Voilà l'univers auquel nous consacrons cet Atlas. Les mouvements qui le traversent sont peu visibles: nous voulons mettre en lumière leurs enchaînements, leurs transformations, mais aussi leurs discontinuités, leurs oppositions. Dans cet univers, le rôle des mouvements révolutionnaires islamiques est-il toujours et partout négatif ? Quel qu'il soit, une bonne connaissance de leur nature, de leurs projets et de leurs liens est une nécessité. Afin que, à l'aube de la nouvelle décennie, nul ne puisse légitimement dire, à propos de ces groupes, "nous ne savions rien".

(1) "Central Intelligence Agency, Directorate of Intelligence, Office of Political Research - Elites and Distribution of Power in Iran - February 1976". Ce texte de synthèse, dont le niveau est à peine celui d'un "Que sais-je ?", est protégé par une impressionnante constellation de "SECRET-NOFORN" (ne pas transmettre à des étrangers) - d'"ORCON" (informations contrôlées par leurs fournisseurs) "WNINTEL" (sources et méthodes de renseignement sensibles utilisées), etc. 
(2) L'Oubli de l'Inde, PUF, 1989
(3) Cité par Fouad Ajami, in Islam and the Political Process, Cambridge University Press, 1983
(4) Idéologue laïc n° 1 de la Révolution islamique, Ali Chariati fait usage de cette formule frappante au cours d'une conférence, publiée ultérieurement en brochure, en 1972.
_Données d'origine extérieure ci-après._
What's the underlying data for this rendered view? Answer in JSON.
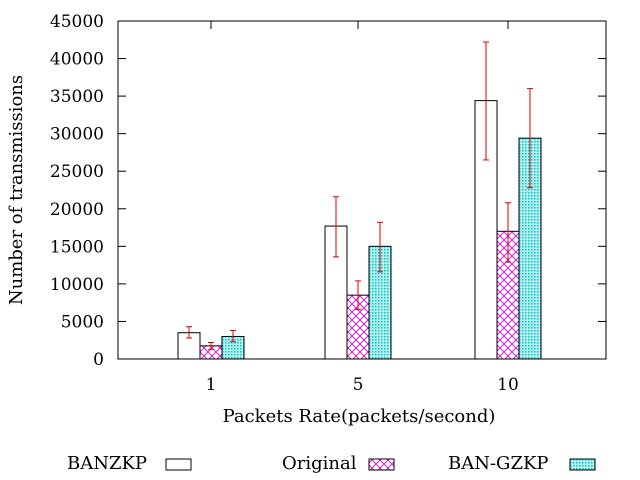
{
  "chart_data": {
    "type": "bar",
    "xlabel": "Packets Rate(packets/second)",
    "ylabel": "Number of transmissions",
    "ylim": [
      0,
      45000
    ],
    "yticks": [
      0,
      5000,
      10000,
      15000,
      20000,
      25000,
      30000,
      35000,
      40000,
      45000
    ],
    "categories": [
      "1",
      "5",
      "10"
    ],
    "grid": false,
    "legend_position": "bottom",
    "series": [
      {
        "name": "BANZKP",
        "style": "empty",
        "values": [
          3500,
          17700,
          34400
        ],
        "err_low": [
          2800,
          13600,
          26500
        ],
        "err_high": [
          4300,
          21600,
          42200
        ]
      },
      {
        "name": "Original",
        "style": "crosshatch",
        "values": [
          1750,
          8500,
          17000
        ],
        "err_low": [
          1300,
          6600,
          12900
        ],
        "err_high": [
          2200,
          10400,
          20800
        ]
      },
      {
        "name": "BAN-GZKP",
        "style": "dots",
        "values": [
          3000,
          15000,
          29400
        ],
        "err_low": [
          2300,
          11600,
          22800
        ],
        "err_high": [
          3800,
          18200,
          36000
        ]
      }
    ],
    "colors": {
      "axis": "#000000",
      "errorbar": "#e00000",
      "hatch": "#cc22cc",
      "dots": "#00c8c8",
      "dots_bg": "#b8f0f0"
    }
  }
}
(5) L'Islam, les Etats-unis et la lutte des afghans, Mohamed Gul Jan, The Muslim, 20 février 1990.
(6) "L'lslam et l'Histoire", Géopolitique, n°7, automne 1984.
(7) Suivant la nomenclature adoptée par Olivier Roy dans "De l'islam révolutionnaire au néo-fondamentalisme", Espat, juillet-août 1990. Nous trouvons exagéré, cependant, d'affirmer qu' "il n'y a pas de solution de continuité entre la mouvance islamiste et cette mouvance nsofondamentaliste"; le présent Atlas fourmille d'exemples tendant à démontrer l'inverse.
(8)  Selon les chiffres communiqués par l'Ayatollah Abdulkarim Moussavi Ardebili, au cours de son sermon du vendredi 13 avril 1990 à la mosquée de l'université de Téhéran. Il ajoute que parmi ces 21000 étudiants figure une "large population étrangère: Arabes, Pakistanais, Afghans, Asiatiques et même Européens". Rappelons par comparaison, qu'en 1980, le principal centre d'enseignement coranique d'Arabie Saoudite, l'université islamique de Médine, comptait 380 étudiants, étrangers inclus.